According to him, with the first death of God, the identity of meaning and truth ended. And with the second death meaning of history become dead. There is no trans-historical meaning or direction. History has a meaning which is the history of human emancipation by way of the proletariat. Today we can no longer believe in one of the absolute tenets of the inevitability of progress. The change from an inferior form of society to a superior form will not necessarily take place. A society of freedom have been promised by no one outside but from an interior call. If we are discouraged, and asks: “Why bother, then?” such pessimism and fatality is spurned by the interiority of our existence. Every human action, compared with God’s grace, is strictly relative. Human action must be carried out, however, not for the sake of its absolute success but because we express love in this relative context. The real appropriation of the human essence by and for man and the complete return of man to himself as a human being with a potential to create history. As Marx rightly says “a total loss of humanity and which can only redeem itself by a total redemption of humanity.” There are so many who place man’s salvation in the embrace of collective humanity.
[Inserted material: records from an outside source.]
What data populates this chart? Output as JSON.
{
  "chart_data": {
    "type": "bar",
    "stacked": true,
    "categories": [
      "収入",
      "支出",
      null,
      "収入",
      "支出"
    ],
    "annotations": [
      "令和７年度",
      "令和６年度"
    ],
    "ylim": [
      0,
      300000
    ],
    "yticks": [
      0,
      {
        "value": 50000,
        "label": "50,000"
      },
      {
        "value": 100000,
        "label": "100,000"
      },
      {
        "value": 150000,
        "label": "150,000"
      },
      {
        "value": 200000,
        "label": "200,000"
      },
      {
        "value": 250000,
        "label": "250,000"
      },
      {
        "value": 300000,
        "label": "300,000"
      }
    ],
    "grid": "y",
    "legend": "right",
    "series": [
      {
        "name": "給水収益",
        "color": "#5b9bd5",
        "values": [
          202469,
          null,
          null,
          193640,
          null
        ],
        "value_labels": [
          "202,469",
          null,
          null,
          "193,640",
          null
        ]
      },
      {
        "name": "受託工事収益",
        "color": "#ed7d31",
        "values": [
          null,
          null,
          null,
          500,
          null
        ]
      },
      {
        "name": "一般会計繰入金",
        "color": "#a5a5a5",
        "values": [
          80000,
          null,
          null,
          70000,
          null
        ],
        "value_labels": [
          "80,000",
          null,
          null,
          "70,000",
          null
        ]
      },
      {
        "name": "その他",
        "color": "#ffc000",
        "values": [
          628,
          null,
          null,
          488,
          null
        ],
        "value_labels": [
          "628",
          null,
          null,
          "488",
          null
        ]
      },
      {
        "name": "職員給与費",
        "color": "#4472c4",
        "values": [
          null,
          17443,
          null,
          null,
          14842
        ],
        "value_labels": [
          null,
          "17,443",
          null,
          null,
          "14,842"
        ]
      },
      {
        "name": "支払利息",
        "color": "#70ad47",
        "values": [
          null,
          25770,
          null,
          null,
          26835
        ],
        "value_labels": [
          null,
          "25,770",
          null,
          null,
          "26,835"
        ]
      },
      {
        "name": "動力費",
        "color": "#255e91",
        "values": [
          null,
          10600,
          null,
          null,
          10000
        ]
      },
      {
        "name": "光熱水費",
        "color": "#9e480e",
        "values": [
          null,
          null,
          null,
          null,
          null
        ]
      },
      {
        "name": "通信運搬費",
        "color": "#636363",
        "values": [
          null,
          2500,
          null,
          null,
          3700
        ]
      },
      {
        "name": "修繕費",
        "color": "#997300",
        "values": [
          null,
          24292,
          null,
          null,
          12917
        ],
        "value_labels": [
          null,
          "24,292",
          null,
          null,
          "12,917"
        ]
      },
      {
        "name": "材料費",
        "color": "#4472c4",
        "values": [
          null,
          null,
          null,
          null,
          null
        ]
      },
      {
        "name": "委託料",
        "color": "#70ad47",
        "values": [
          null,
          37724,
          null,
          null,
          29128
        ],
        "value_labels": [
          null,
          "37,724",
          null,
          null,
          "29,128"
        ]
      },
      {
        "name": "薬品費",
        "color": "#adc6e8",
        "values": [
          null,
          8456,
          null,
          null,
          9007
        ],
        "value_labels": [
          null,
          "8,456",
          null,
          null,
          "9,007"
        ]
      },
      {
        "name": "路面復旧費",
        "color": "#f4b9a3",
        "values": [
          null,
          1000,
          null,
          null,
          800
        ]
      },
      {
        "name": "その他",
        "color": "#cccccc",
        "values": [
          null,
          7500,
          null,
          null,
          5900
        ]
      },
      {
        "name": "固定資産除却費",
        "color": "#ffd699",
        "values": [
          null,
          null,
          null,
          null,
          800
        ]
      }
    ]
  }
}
They seem to want people to succeed by joining in the madding crowd. Is there a faith in humanity existing and vibrant in the present world? How strongly does one believe in one’s belief? Belief has to invent anew to make entry to history and not repeat tradition in a lazy manner. Traditions once called into being were first called useful, then they become necessary, finally are made idols; all must bow down to them or be punished. There are many who reach the top of the ladder and discover that they are on the wrong wall.